ASI Acquires PRINTING United Alliance's Promo-Focused Events and Media Portfolio   Learn More

News

Gildan’s Board Says Activist Investor Illegally Bought Shares In Plan to Control the Company

It’s another development in the feral battle for control of the Top 40 supplier that’s occurred since co-founder/former CEO Glenn Chamandy was dismissed in December.

The Board of Directors of Top 40 supplier Gildan (asi/56842) has accused shareholder Browning West, an investment firm, of violating U.S. anti-trust law in how it recently acquired more shares in the company.

The accusations come as activist investor Browning West is leading a revolt against the board aimed at replacing eight current directors with new ones and reinstalling ousted co-founder/former CEO Glenn Chamandy in the chief executive role.

Directors asserted that Browning West illegally acquired the shares to gain the stake it would need to compel a shareholder vote aimed at reappointing Chamandy, getting rid of newly-appointed board-backed CEO Vince Tyra, and replacing directors.

empty boardroom

In a January 21st public statement, Gildan’s board declared that Browning West accumulated shares in violation of the U.S. Hart-Scott-Rodino Antitrust Improvements Act of 1976 as part of an effort to shake up the Gildan board and the company C-suite.

The HSR Act requires investors to notify the U.S. Federal Trade Commission and U.S. Department of Justice and comply with a 30-day waiting period before acquiring voting securities in excess of a certain ownership threshold, the board said.

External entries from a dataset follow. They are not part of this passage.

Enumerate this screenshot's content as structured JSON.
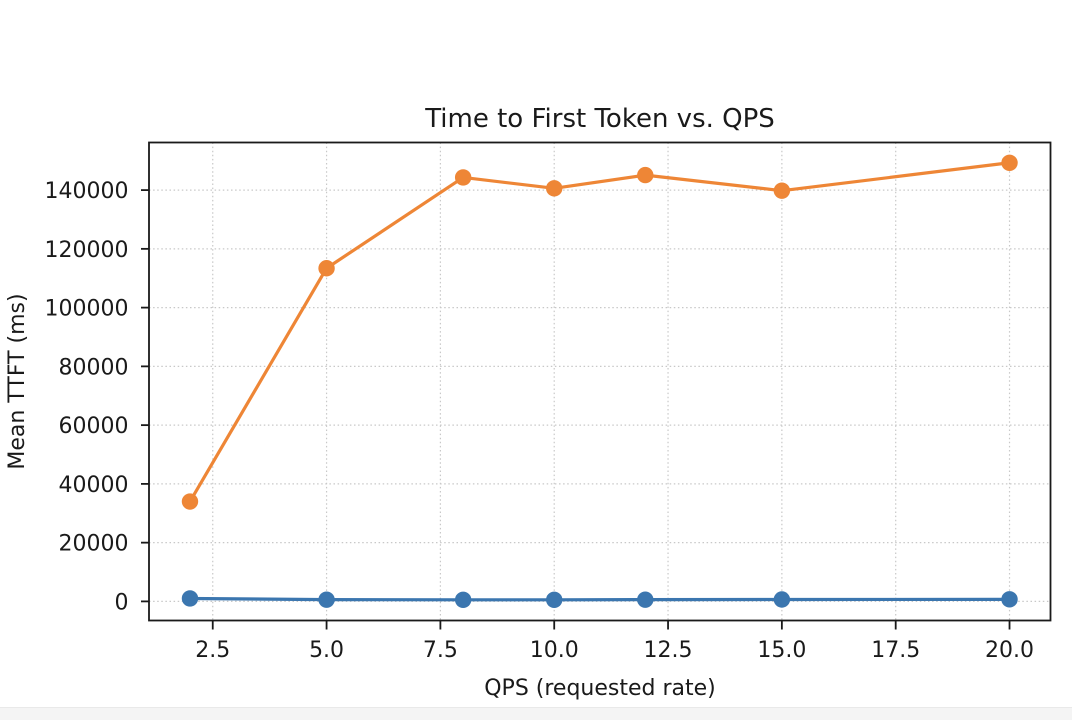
{
  "chart_data": {
    "type": "line",
    "title": "Time to First Token vs. QPS",
    "xlabel": "QPS (requested rate)",
    "ylabel": "Mean TTFT (ms)",
    "x": [
      2,
      5,
      8,
      10,
      12,
      15,
      20
    ],
    "series": [
      {
        "name": "blue",
        "color": "#3b76af",
        "values": [
          1000,
          600,
          550,
          550,
          600,
          650,
          700
        ]
      },
      {
        "name": "orange",
        "color": "#ee8636",
        "values": [
          34000,
          113400,
          144300,
          140600,
          145100,
          139800,
          149300
        ]
      }
    ],
    "xticks": [
      2.5,
      5,
      7.5,
      10,
      12.5,
      15,
      17.5,
      20
    ],
    "xtick_labels": [
      "2.5",
      "5.0",
      "7.5",
      "10.0",
      "12.5",
      "15.0",
      "17.5",
      "20.0"
    ],
    "yticks": [
      0,
      20000,
      40000,
      60000,
      80000,
      100000,
      120000,
      140000
    ],
    "ytick_labels": [
      "0",
      "20000",
      "40000",
      "60000",
      "80000",
      "100000",
      "120000",
      "140000"
    ],
    "xlim": [
      1.1,
      20.9
    ],
    "ylim": [
      -6500,
      156200
    ],
    "grid": true,
    "grid_style": "dotted",
    "legend": false,
    "marker": "circle",
    "marker_radius": 8.2,
    "line_width": 3.2
  },
  "colors": {
    "blue_series": "#3b76af",
    "orange_series": "#ee8636",
    "grid": "#c8c8c8",
    "spine": "#1a1a1a",
    "text": "#1a1a1a",
    "bottom_bar": "#f4f4f4"
  }
}
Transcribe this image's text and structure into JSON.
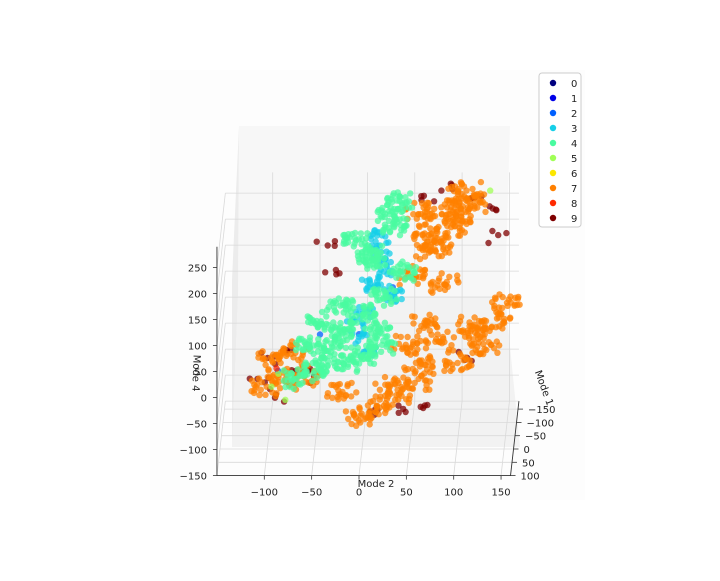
{
  "chart_data": {
    "type": "scatter",
    "projection": "3d",
    "title": "",
    "xlabel": "Mode 2",
    "ylabel": "Mode 1",
    "zlabel": "Mode 4",
    "xlim": [
      -150,
      160
    ],
    "ylim": [
      -180,
      100
    ],
    "zlim": [
      -150,
      290
    ],
    "x_ticks": [
      "−100",
      "−50",
      "0",
      "50",
      "100",
      "150"
    ],
    "y_ticks": [
      "−150",
      "−100",
      "−50",
      "0",
      "50",
      "100"
    ],
    "z_ticks": [
      "−150",
      "−100",
      "−50",
      "0",
      "50",
      "100",
      "150",
      "200",
      "250"
    ],
    "grid": true,
    "legend_position": "top-right",
    "series": [
      {
        "name": "0",
        "color": "#00007f",
        "points": []
      },
      {
        "name": "1",
        "color": "#0000e8",
        "points": []
      },
      {
        "name": "2",
        "color": "#0060ff",
        "points": [
          [
            -45,
            -20,
            60
          ],
          [
            -5,
            -60,
            40
          ],
          [
            30,
            -80,
            120
          ],
          [
            -90,
            -40,
            -20
          ]
        ]
      },
      {
        "name": "3",
        "color": "#16cfe8",
        "points": [
          [
            0,
            -60,
            80
          ],
          [
            20,
            -100,
            140
          ],
          [
            5,
            -40,
            20
          ],
          [
            15,
            -120,
            180
          ],
          [
            25,
            -90,
            100
          ],
          [
            -10,
            -70,
            60
          ],
          [
            10,
            -80,
            120
          ],
          [
            18,
            -110,
            160
          ],
          [
            -5,
            -50,
            40
          ],
          [
            12,
            -130,
            200
          ],
          [
            30,
            -100,
            100
          ],
          [
            5,
            -90,
            130
          ]
        ]
      },
      {
        "name": "4",
        "color": "#49fba0",
        "points": [
          [
            -60,
            -20,
            40
          ],
          [
            -40,
            -10,
            20
          ],
          [
            -20,
            -40,
            60
          ],
          [
            0,
            -60,
            80
          ],
          [
            20,
            -80,
            100
          ],
          [
            10,
            -100,
            160
          ],
          [
            -10,
            -120,
            190
          ],
          [
            30,
            -130,
            210
          ],
          [
            -50,
            0,
            0
          ],
          [
            -30,
            -30,
            40
          ],
          [
            0,
            -20,
            20
          ],
          [
            15,
            -50,
            50
          ],
          [
            -70,
            10,
            -10
          ],
          [
            5,
            -110,
            170
          ],
          [
            25,
            -140,
            230
          ],
          [
            -25,
            -70,
            90
          ],
          [
            40,
            -100,
            140
          ],
          [
            -15,
            -5,
            10
          ],
          [
            20,
            -40,
            30
          ],
          [
            -45,
            -50,
            70
          ],
          [
            35,
            -150,
            250
          ]
        ]
      },
      {
        "name": "5",
        "color": "#a0ff56",
        "points": [
          [
            -95,
            20,
            -20
          ],
          [
            -80,
            30,
            -40
          ],
          [
            -88,
            10,
            0
          ],
          [
            130,
            -170,
            260
          ]
        ]
      },
      {
        "name": "6",
        "color": "#fce700",
        "points": []
      },
      {
        "name": "7",
        "color": "#ff8000",
        "points": [
          [
            60,
            -120,
            200
          ],
          [
            80,
            -140,
            230
          ],
          [
            100,
            -160,
            250
          ],
          [
            70,
            -100,
            180
          ],
          [
            90,
            -130,
            210
          ],
          [
            110,
            -150,
            240
          ],
          [
            50,
            -80,
            140
          ],
          [
            120,
            -60,
            40
          ],
          [
            140,
            -80,
            60
          ],
          [
            130,
            -40,
            20
          ],
          [
            100,
            -30,
            0
          ],
          [
            80,
            -50,
            30
          ],
          [
            60,
            -20,
            10
          ],
          [
            -80,
            30,
            0
          ],
          [
            -100,
            20,
            -20
          ],
          [
            -60,
            40,
            10
          ],
          [
            40,
            30,
            -30
          ],
          [
            20,
            40,
            -50
          ],
          [
            0,
            50,
            -60
          ],
          [
            -20,
            20,
            -30
          ],
          [
            60,
            10,
            -10
          ],
          [
            75,
            -110,
            190
          ],
          [
            95,
            -145,
            225
          ],
          [
            85,
            -90,
            120
          ],
          [
            65,
            -60,
            60
          ],
          [
            45,
            -40,
            30
          ],
          [
            115,
            -70,
            50
          ],
          [
            150,
            -100,
            80
          ],
          [
            -95,
            0,
            20
          ],
          [
            -70,
            10,
            40
          ],
          [
            30,
            20,
            -20
          ],
          [
            55,
            -140,
            230
          ],
          [
            105,
            -170,
            260
          ]
        ]
      },
      {
        "name": "8",
        "color": "#ff2a00",
        "points": [
          [
            -90,
            10,
            10
          ]
        ]
      },
      {
        "name": "9",
        "color": "#7f0000",
        "points": [
          [
            -110,
            10,
            -10
          ],
          [
            -90,
            30,
            -30
          ],
          [
            -70,
            0,
            0
          ],
          [
            -100,
            -10,
            20
          ],
          [
            60,
            -170,
            250
          ],
          [
            90,
            -175,
            260
          ],
          [
            110,
            -160,
            250
          ],
          [
            130,
            -150,
            240
          ],
          [
            140,
            -120,
            200
          ],
          [
            -40,
            -120,
            180
          ],
          [
            -30,
            -90,
            140
          ],
          [
            70,
            30,
            -50
          ],
          [
            40,
            40,
            -60
          ],
          [
            110,
            -30,
            10
          ],
          [
            -50,
            20,
            0
          ],
          [
            10,
            45,
            -55
          ],
          [
            -80,
            -20,
            30
          ]
        ]
      }
    ]
  }
}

“By acquiring shares in excess of the threshold without notifying these agencies and the company, and without waiting 30 days to acquire the shares after providing notice, Browning West violated U.S. law,” Gildan’s directors charged.

Browning West is reportedly now making a filing under the HSR Act under protest. Gildan’s directors are using the alleged violation as a basis for seeking to invalidate Browning West’s requisition under Canadian law for a vote on board member replacement and Chamandy’s future with the company.

In a letter to shareholders, Browning West panned the board. Browning West principals said the firm poses “no substantive antitrust concerns to any concerned authority” and accused the board of suppressing shareholders’ voices, while spending large amounts of money to protect directors’ reputations and maintain their control of Gildan.

“Despite holders of approximately 35% of Gildan’s outstanding shares independently publicizing their support for Browning West’s campaign, these directors are deploying Gildan’s corporate machinery on self-serving legal tactics,” Browning West said. “We know that the board has hired at least three law firms, two investment banks, a public relations firm, a proxy solicitor, and a private investigator. This absurd level of expenditure is being borne by shareholders and deployed against our own interests.”

Browning West also said that Gildan’s directors retained a law firm that Browning West had used since the hedge fund’s inception – “a deplorable tactic that poses serious legal and ethical issues” and one that that has the investor worried its confidential information has been compromised.

Despite the heat from the board, Browning West said it’s not backing down. The firm is still pushing for a special meeting where a shareholder vote could determine the future leadership of Gildan.

“Browning West is in no way deterred or intimidated,” the firm said. “We are completely committed to taking all necessary steps, including through the legal and regulatory channels, to protect our investment and set a strong foundation for long-term value creation at Gildan.”

The controversy began in mid-December after the board dismissed Chamandy and announced its intention to replace him with Tyra. The board subsequently said its decision to remove Chamandy was rooted, in part, in what had become his alleged ineffective, disengaged leadership and an alleged ultimatum he gave directors regarding proposed acquisitions and his staying as CEO for several more years. Chamandy denies such an ultimatum was ever made.

Based on estimated 2022 North American promotional product revenue of $762.2 million, Gildan ranked fifth on Counselor’s most recent list of the largest suppliers in the industry.

Across all its business channels, including promo and others, Gildan tallied record total revenue of $3.24 billion in 2022. Through the first nine months of 2023, the company’s sales were down 4.3% compared to the prior year. Full-year results for 2023 are due out in the first quarter of 2024.